Adding new features without increasing technical debt means making hard choices. It means pushing back when a feature isn’t thought through, or when it’s clear that an architectural change is needed but stakeholders want it fast. This is especially challenging in an outsourced dev environment where clients want results—yesterday.
The key here is transparency. Explain to clients that adding a new feature quickly might mean sacrificing long-term flexibility. It’s a delicate conversation, but the more transparent you are, the more they’ll understand why cutting corners isn’t always the best option.
Netflix’s approach to technical debt is illuminating. They acknowledge its existence, measure its impact, and prioritize refactoring when needed. They know that in the long run, technical debt will slow feature velocity and that the trade-off isn’t worth it. They’ve been successful because they make intentional choices, balancing innovation with maintaining a clean, modular system.
Wrapping It Up: Building for the Long Haul
Building a product that can easily add new features isn’t about anticipating every feature request your client will have. It’s about building smart. It’s about laying the groundwork that makes growth natural, not painful. That starts with a modular, extensible architecture that’s loosely coupled and maintainable. It’s about testing, about considering the developer experience, and about making thoughtful choices to minimize technical debt.

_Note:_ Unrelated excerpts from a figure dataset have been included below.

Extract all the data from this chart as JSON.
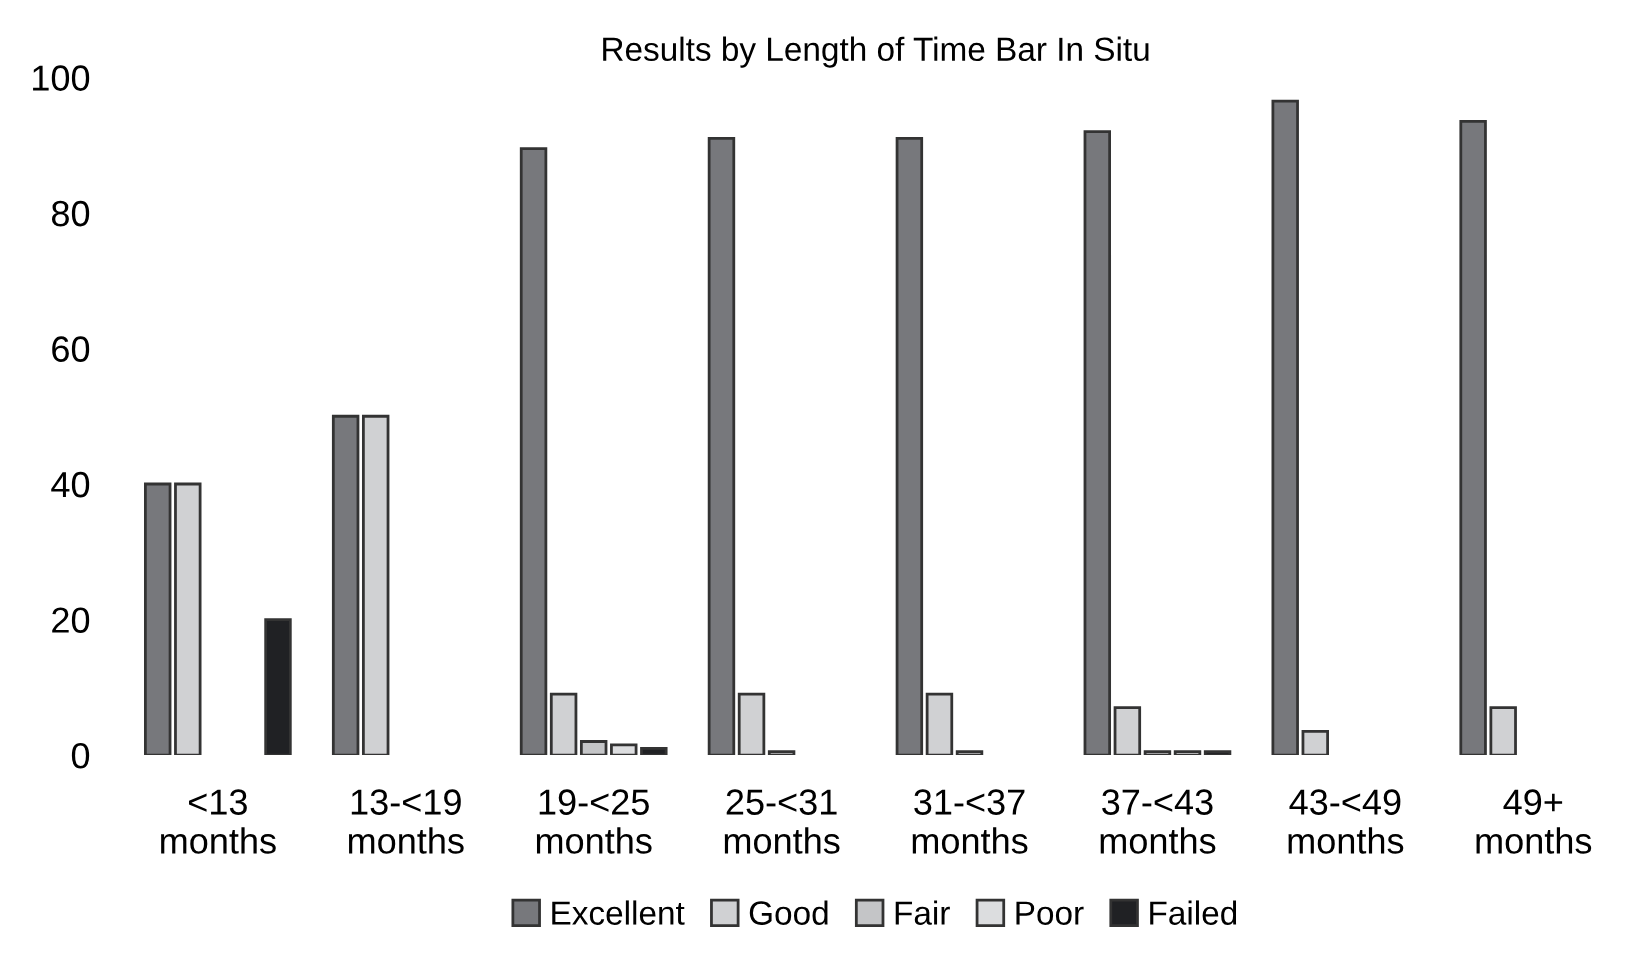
{
  "chart_data": {
    "type": "bar",
    "title": "Results by Length of Time Bar In Situ",
    "categories": [
      "<13\nmonths",
      "13-<19\nmonths",
      "19-<25\nmonths",
      "25-<31\nmonths",
      "31-<37\nmonths",
      "37-<43\nmonths",
      "43-<49\nmonths",
      "49+\nmonths"
    ],
    "series": [
      {
        "name": "Excellent",
        "color": "#77787c",
        "values": [
          40,
          50,
          89.5,
          91,
          91,
          92,
          96.5,
          93.5
        ]
      },
      {
        "name": "Good",
        "color": "#d0d1d3",
        "values": [
          40,
          50,
          9,
          9,
          9,
          7,
          3.5,
          7
        ]
      },
      {
        "name": "Fair",
        "color": "#c4c5c7",
        "values": [
          null,
          null,
          2,
          0.5,
          0.5,
          0.5,
          null,
          null
        ]
      },
      {
        "name": "Poor",
        "color": "#dcdddf",
        "values": [
          null,
          null,
          1.5,
          null,
          null,
          0.5,
          null,
          null
        ]
      },
      {
        "name": "Failed",
        "color": "#202124",
        "values": [
          20,
          null,
          1,
          null,
          null,
          0.5,
          null,
          null
        ]
      }
    ],
    "ylim": [
      0,
      100
    ],
    "yticks": [
      0,
      20,
      40,
      60,
      80,
      100
    ],
    "grid": false,
    "legend": "bottom"
  }
}
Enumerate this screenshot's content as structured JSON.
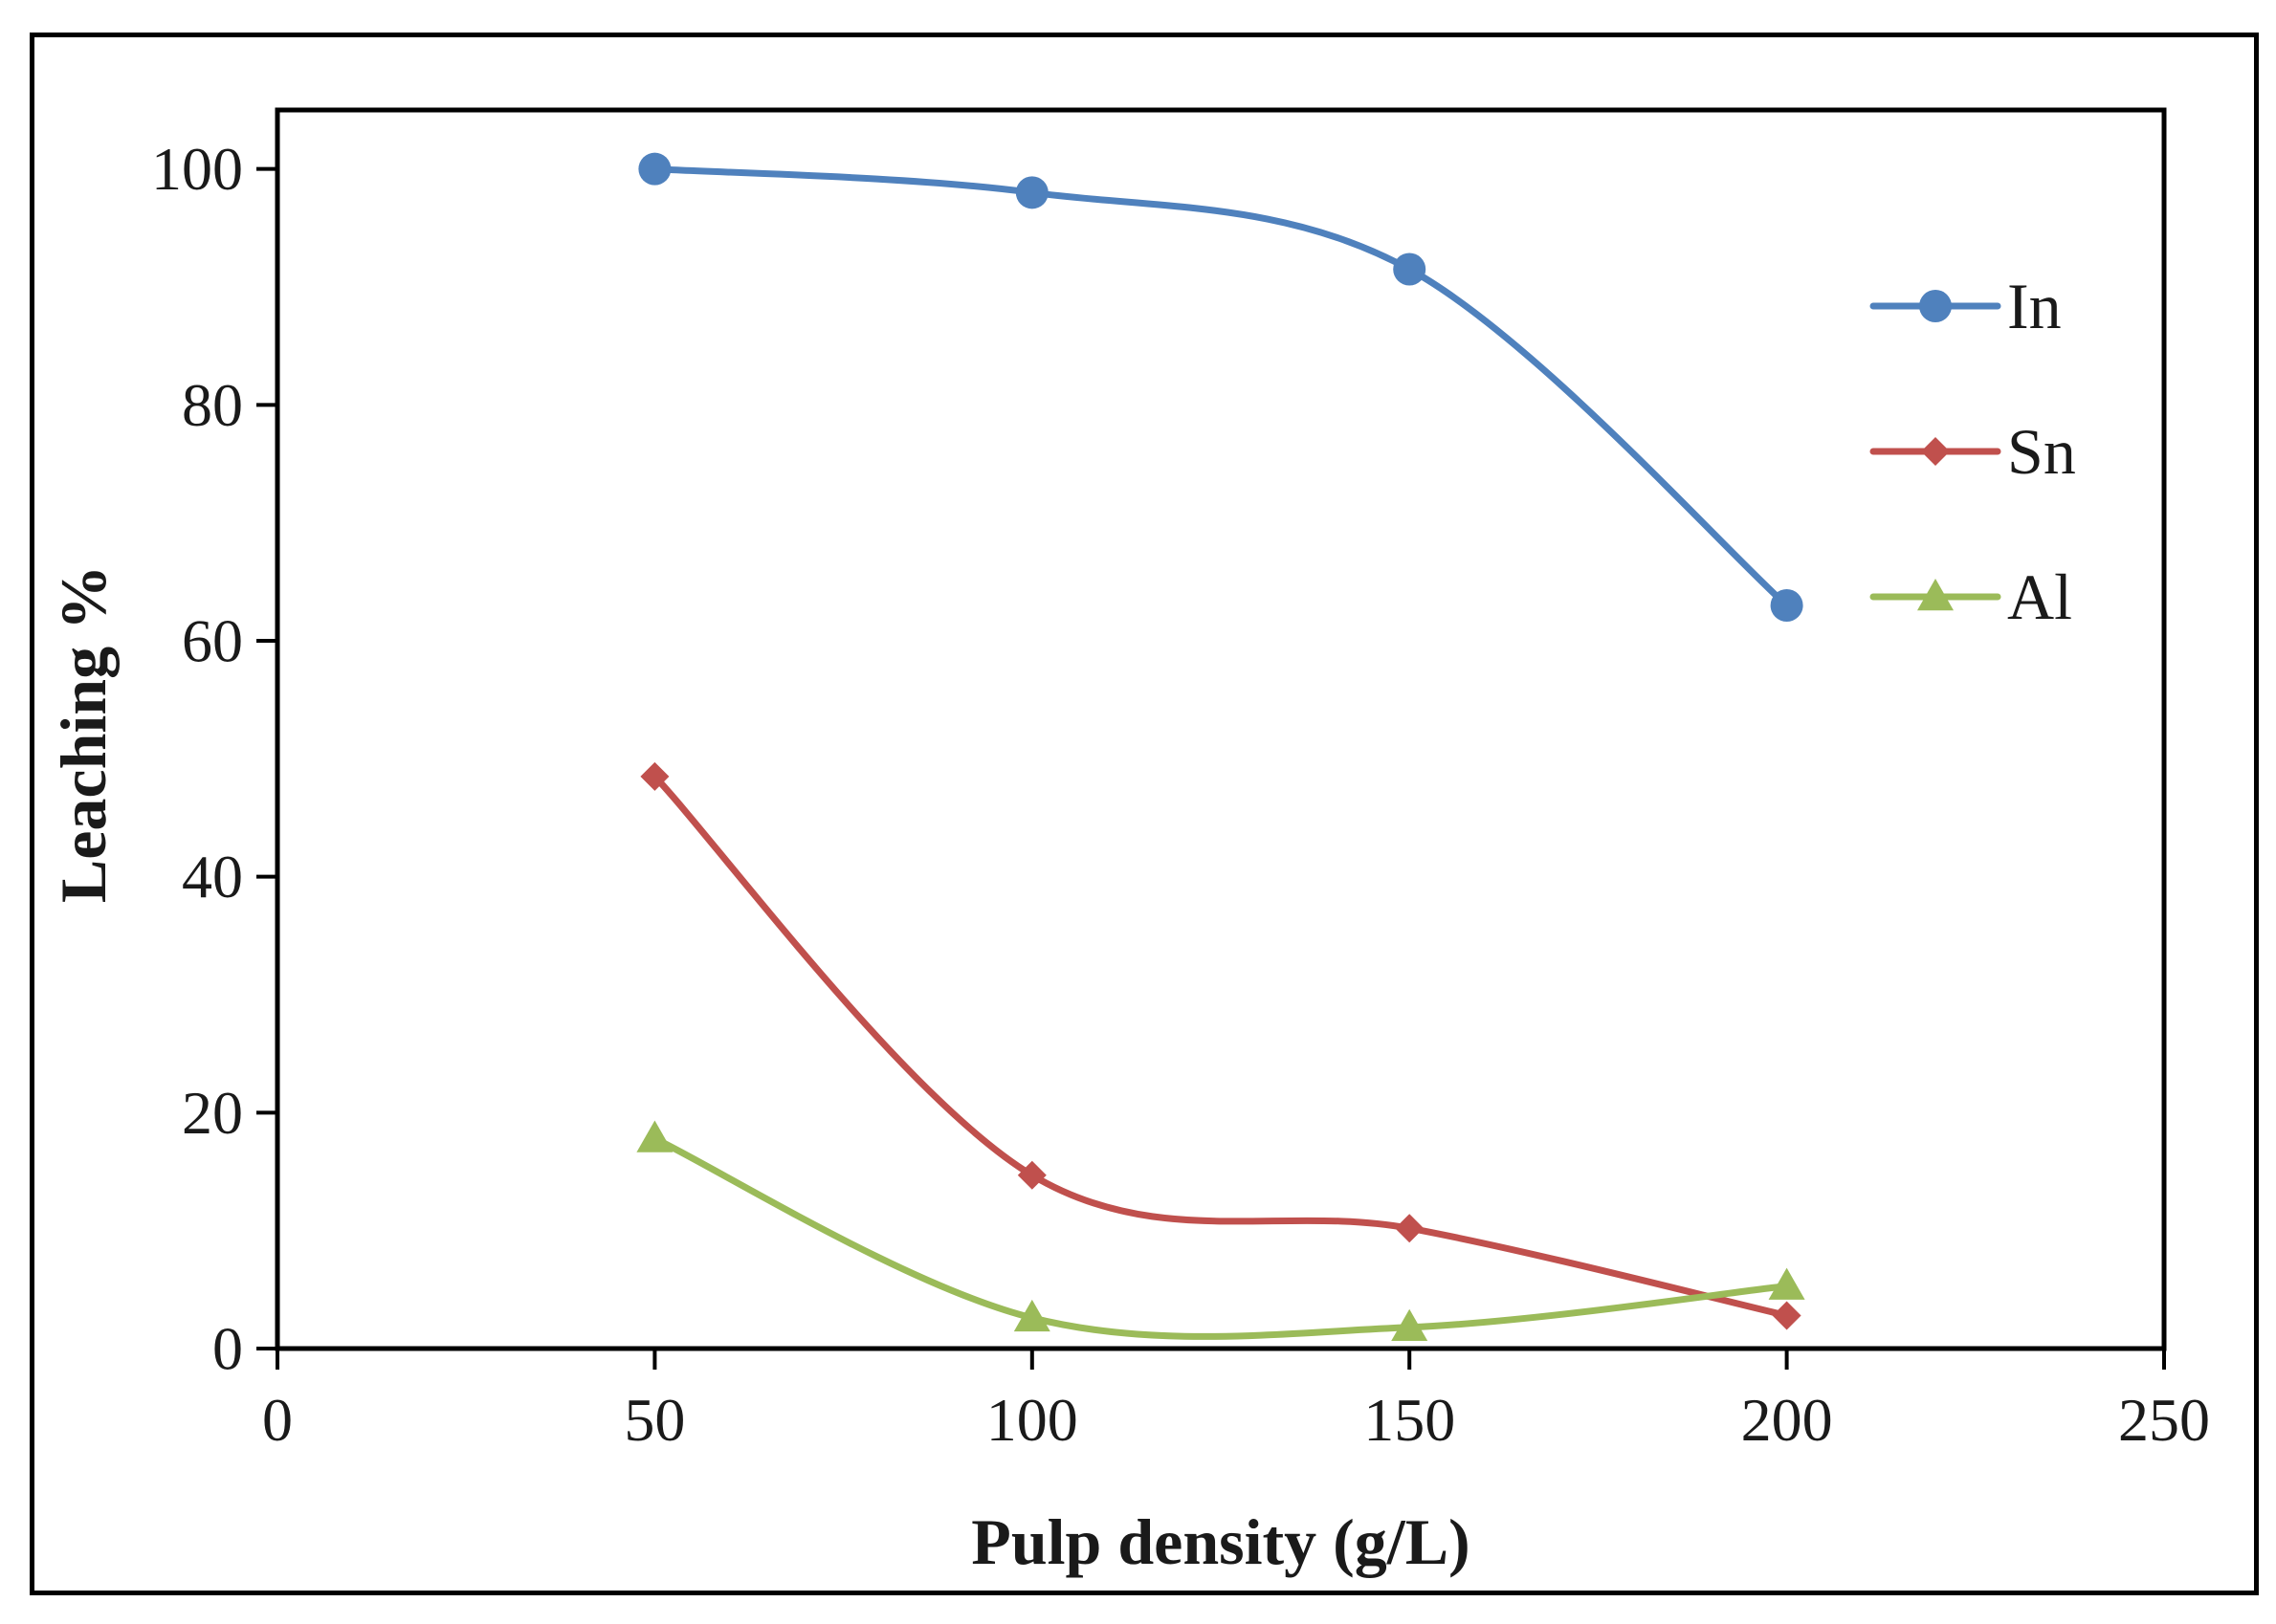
{
  "chart_data": {
    "type": "line",
    "title": "",
    "xlabel": "Pulp density (g/L)",
    "ylabel": "Leaching %",
    "xlim": [
      0,
      250
    ],
    "ylim": [
      0,
      105
    ],
    "xticks": [
      0,
      50,
      100,
      150,
      200,
      250
    ],
    "yticks": [
      0,
      20,
      40,
      60,
      80,
      100
    ],
    "grid": false,
    "legend_position": "right",
    "x": [
      50,
      100,
      150,
      200
    ],
    "series": [
      {
        "name": "In",
        "values": [
          100,
          98,
          91.5,
          63
        ],
        "color": "#4F81BD",
        "marker": "circle"
      },
      {
        "name": "Sn",
        "values": [
          48.5,
          14.7,
          10.2,
          2.8
        ],
        "color": "#C0504D",
        "marker": "diamond"
      },
      {
        "name": "Al",
        "values": [
          17.8,
          2.6,
          1.8,
          5.3
        ],
        "color": "#9BBB59",
        "marker": "triangle"
      }
    ]
  }
}
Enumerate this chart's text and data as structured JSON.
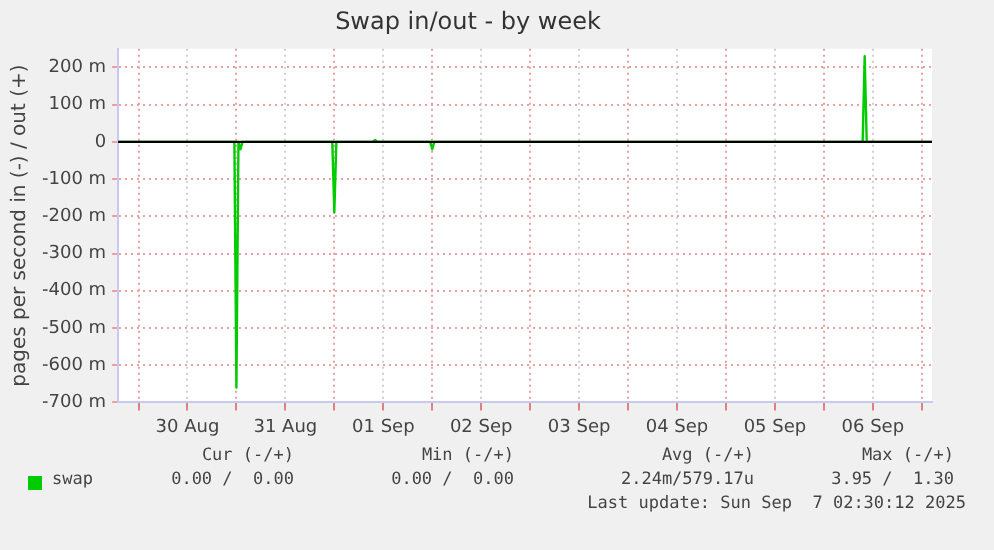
{
  "chart_data": {
    "type": "line",
    "title": "Swap in/out - by week",
    "ylabel": "pages per second in (-) / out (+)",
    "x": [
      "2025-08-29T19:00",
      "2025-08-30T23:30",
      "2025-08-31T00:00",
      "2025-08-31T00:30",
      "2025-08-31T01:00",
      "2025-08-31T01:30",
      "2025-08-31T23:30",
      "2025-09-01T00:00",
      "2025-09-01T00:30",
      "2025-09-01T09:30",
      "2025-09-01T10:00",
      "2025-09-01T10:30",
      "2025-09-01T23:30",
      "2025-09-02T00:00",
      "2025-09-02T00:30",
      "2025-09-06T09:30",
      "2025-09-06T10:00",
      "2025-09-06T10:30",
      "2025-09-07T02:30"
    ],
    "series": [
      {
        "name": "swap",
        "color": "#00cc00",
        "values": [
          0,
          0,
          -660,
          0,
          -20,
          0,
          0,
          -190,
          0,
          0,
          5,
          0,
          0,
          -20,
          0,
          0,
          230,
          0,
          0
        ]
      }
    ],
    "xlim": [
      "2025-08-29T19:00",
      "2025-09-07T02:30"
    ],
    "xticks": [
      {
        "value": "2025-08-30T00:00",
        "label": null
      },
      {
        "value": "2025-08-30T12:00",
        "label": "30 Aug"
      },
      {
        "value": "2025-08-31T00:00",
        "label": null
      },
      {
        "value": "2025-08-31T12:00",
        "label": "31 Aug"
      },
      {
        "value": "2025-09-01T00:00",
        "label": null
      },
      {
        "value": "2025-09-01T12:00",
        "label": "01 Sep"
      },
      {
        "value": "2025-09-02T00:00",
        "label": null
      },
      {
        "value": "2025-09-02T12:00",
        "label": "02 Sep"
      },
      {
        "value": "2025-09-03T00:00",
        "label": null
      },
      {
        "value": "2025-09-03T12:00",
        "label": "03 Sep"
      },
      {
        "value": "2025-09-04T00:00",
        "label": null
      },
      {
        "value": "2025-09-04T12:00",
        "label": "04 Sep"
      },
      {
        "value": "2025-09-05T00:00",
        "label": null
      },
      {
        "value": "2025-09-05T12:00",
        "label": "05 Sep"
      },
      {
        "value": "2025-09-06T00:00",
        "label": null
      },
      {
        "value": "2025-09-06T12:00",
        "label": "06 Sep"
      },
      {
        "value": "2025-09-07T00:00",
        "label": null
      }
    ],
    "ylim": [
      -700,
      250
    ],
    "yticks": [
      {
        "value": -700,
        "label": "-700 m"
      },
      {
        "value": -600,
        "label": "-600 m"
      },
      {
        "value": -500,
        "label": "-500 m"
      },
      {
        "value": -400,
        "label": "-400 m"
      },
      {
        "value": -300,
        "label": "-300 m"
      },
      {
        "value": -200,
        "label": "-200 m"
      },
      {
        "value": -100,
        "label": "-100 m"
      },
      0,
      {
        "value": 100,
        "label": "100 m"
      },
      {
        "value": 200,
        "label": "200 m"
      }
    ],
    "ref_lines": [
      {
        "axis": "y",
        "value": 0,
        "color": "#000000"
      }
    ],
    "grid": true,
    "legend": "bottom",
    "marker": "none",
    "line_style": "solid",
    "annotations": [
      "Cur (-/+)",
      "Min (-/+)",
      "Avg (-/+)",
      "Max (-/+)",
      "0.00 /  0.00",
      "0.00 /  0.00",
      "2.24m/579.17u",
      "3.95 /  1.30",
      "Last update: Sun Sep  7 02:30:12 2025"
    ]
  }
}
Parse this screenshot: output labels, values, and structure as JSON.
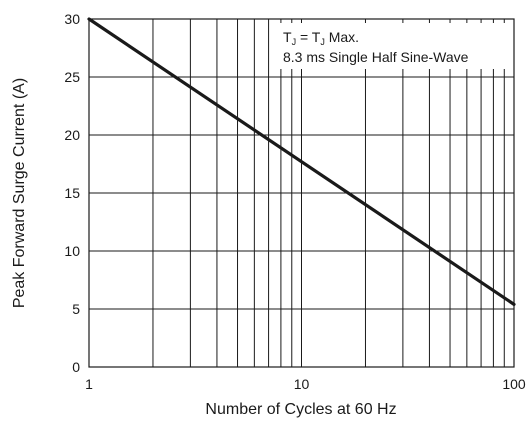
{
  "chart_data": {
    "type": "line",
    "xscale": "log",
    "xlim": [
      1,
      100
    ],
    "ylim": [
      0,
      30
    ],
    "grid": true,
    "xlabel": "Number of Cycles at 60 Hz",
    "ylabel": "Peak Forward Surge Current (A)",
    "x_ticks": [
      1,
      10,
      100
    ],
    "x_tick_labels": [
      "1",
      "10",
      "100"
    ],
    "y_ticks": [
      0,
      5,
      10,
      15,
      20,
      25,
      30
    ],
    "y_tick_labels": [
      "0",
      "5",
      "10",
      "15",
      "20",
      "25",
      "30"
    ],
    "series": [
      {
        "x": [
          1,
          100
        ],
        "y": [
          30,
          5.4
        ],
        "color": "#1a1a1a"
      }
    ],
    "annotation": {
      "line1": {
        "t1": "T",
        "s1": "J",
        "eq": " = T",
        "s2": "J",
        "rest": " Max."
      },
      "line2": "8.3 ms Single Half Sine-Wave"
    }
  }
}
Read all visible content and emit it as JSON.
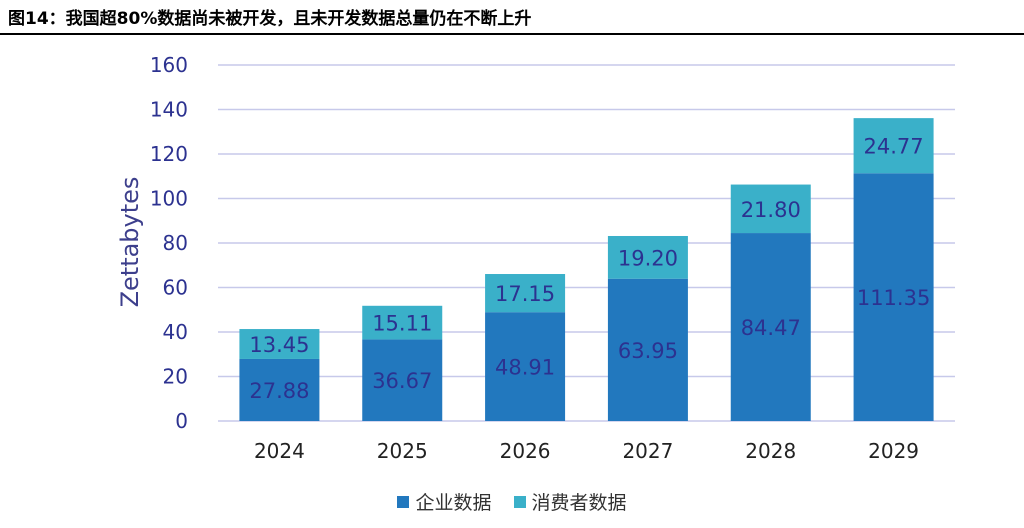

At 1985, our approach to building products centers on flexibility—giving our clients not just what they need today but what they’ll need tomorrow. We’ve learned, often the hard way, that investing in these foundations isn’t just good practice—it’s the difference between a product that evolves and one that stagnates.
So if you’re planning to build something that grows, remember: the flash can come later. First, build solid bones, make it extensible, keep it loosely coupled, and above all, keep your developers in mind. Features will come. But without the right foundation, they might come at the cost of stability and sanity—something neither your team nor your clients can afford.